Silhouettes en terre cuite

Agglutinés à la terre, au routinier, que ce soit  pour les tâches domestiques ou les sujets professionnels, ils racontent minutieusement tous les incidents intervenus dans la journée jusqu´à satiété, comme s´il s´agissait de faits insolites, surprenants, comme si leur récit dégageait inévitablement un trait comique ou un indiscutable intérêt.

Ils regardent toujours d´une manière très frontale, c´est là leur seule force, cependant  ce réalisme simpliste unifrontal les empêche de diriger leurs yeux vers un champ pluriel de la réalité physique ou immatérielle.

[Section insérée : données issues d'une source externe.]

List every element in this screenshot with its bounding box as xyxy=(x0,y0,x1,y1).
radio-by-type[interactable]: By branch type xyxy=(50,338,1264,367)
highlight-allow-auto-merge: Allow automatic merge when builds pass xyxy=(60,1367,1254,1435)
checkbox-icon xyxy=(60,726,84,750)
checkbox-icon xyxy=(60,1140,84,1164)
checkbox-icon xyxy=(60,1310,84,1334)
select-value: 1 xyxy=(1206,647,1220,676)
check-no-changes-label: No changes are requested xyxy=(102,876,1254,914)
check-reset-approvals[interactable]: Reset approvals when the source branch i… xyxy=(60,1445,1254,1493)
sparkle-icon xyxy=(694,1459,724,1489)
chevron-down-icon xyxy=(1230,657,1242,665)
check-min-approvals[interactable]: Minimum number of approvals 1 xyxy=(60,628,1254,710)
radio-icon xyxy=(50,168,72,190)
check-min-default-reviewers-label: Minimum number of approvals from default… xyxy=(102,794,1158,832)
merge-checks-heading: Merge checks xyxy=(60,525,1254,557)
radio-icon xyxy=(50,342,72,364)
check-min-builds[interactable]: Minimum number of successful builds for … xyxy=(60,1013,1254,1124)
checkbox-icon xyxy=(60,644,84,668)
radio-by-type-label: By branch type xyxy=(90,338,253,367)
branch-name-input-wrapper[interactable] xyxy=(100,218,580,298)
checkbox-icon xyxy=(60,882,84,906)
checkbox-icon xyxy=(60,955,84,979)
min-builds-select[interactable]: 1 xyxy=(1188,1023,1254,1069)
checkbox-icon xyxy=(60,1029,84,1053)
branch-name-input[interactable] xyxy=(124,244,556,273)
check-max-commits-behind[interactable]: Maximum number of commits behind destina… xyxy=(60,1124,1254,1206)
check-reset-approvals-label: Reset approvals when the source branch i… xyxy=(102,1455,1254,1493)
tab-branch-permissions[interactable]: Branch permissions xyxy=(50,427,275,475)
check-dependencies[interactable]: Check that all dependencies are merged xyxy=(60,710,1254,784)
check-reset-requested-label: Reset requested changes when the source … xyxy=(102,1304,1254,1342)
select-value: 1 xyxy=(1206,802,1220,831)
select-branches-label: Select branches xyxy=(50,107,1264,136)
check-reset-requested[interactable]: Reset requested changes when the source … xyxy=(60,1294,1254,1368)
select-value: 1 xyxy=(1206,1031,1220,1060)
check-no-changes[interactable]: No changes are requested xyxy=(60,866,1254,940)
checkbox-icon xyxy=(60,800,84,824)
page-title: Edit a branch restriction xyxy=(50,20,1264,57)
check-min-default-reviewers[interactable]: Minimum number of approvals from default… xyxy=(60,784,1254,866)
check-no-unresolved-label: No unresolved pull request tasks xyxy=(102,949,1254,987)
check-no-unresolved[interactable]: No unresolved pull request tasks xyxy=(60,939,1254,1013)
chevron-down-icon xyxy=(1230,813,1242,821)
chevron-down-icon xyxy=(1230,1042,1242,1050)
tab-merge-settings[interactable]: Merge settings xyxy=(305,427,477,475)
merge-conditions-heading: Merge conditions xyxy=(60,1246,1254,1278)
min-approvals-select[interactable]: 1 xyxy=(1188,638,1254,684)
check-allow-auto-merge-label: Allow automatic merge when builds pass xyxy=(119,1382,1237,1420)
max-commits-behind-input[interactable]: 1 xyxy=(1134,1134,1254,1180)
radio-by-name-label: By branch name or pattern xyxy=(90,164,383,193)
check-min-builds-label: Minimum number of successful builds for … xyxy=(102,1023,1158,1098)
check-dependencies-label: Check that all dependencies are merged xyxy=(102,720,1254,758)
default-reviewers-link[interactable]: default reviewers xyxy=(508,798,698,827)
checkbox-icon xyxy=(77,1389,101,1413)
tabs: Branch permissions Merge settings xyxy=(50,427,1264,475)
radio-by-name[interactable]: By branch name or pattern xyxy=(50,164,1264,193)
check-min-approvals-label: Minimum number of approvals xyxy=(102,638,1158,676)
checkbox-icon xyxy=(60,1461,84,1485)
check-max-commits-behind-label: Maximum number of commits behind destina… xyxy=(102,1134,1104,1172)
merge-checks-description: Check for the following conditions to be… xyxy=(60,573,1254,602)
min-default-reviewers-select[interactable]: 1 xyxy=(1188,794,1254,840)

Pieds de terre cuite, accolés en files symétriques, immobilisés à la même hauteur, leur champ de vision, d´action est conditionné au hiératisme de leur corps, à l´espace entrevu entre les files de ce peloton de soldats disciplinés, exécutants routiniers du quotidien, accrochés à la matérialité des choses, avec leur personnalité si unilaterale, apparemment normale.

Lorsque, avec enthousiasme, ils relatent les horaires, les chiffres ou les prix de façon détaillée, ils mitraillent la narration de tant de données additionnelles et superfues que l´interlocuteur occasionnel ne s´intéresse déjà plus à l´heureux ou malheureux dénouement.

Si à l´occasion ils écoutent, c´est seulement dans le seul but d´introduire à nouveau la même anecdote curieuse, spéciale, qui s´est produite dans leur journée et qui semble aux autres d´une vulgarité, d´un simplisme exagéré.

Êtres vivants en terre cuite, uniformes alignés, votre base est d´une solidité douteuse car il manque une troisième dimension dans votre espace limité, fondamentale pour donner au tableau une impression de réalité, de mouvement, de vie.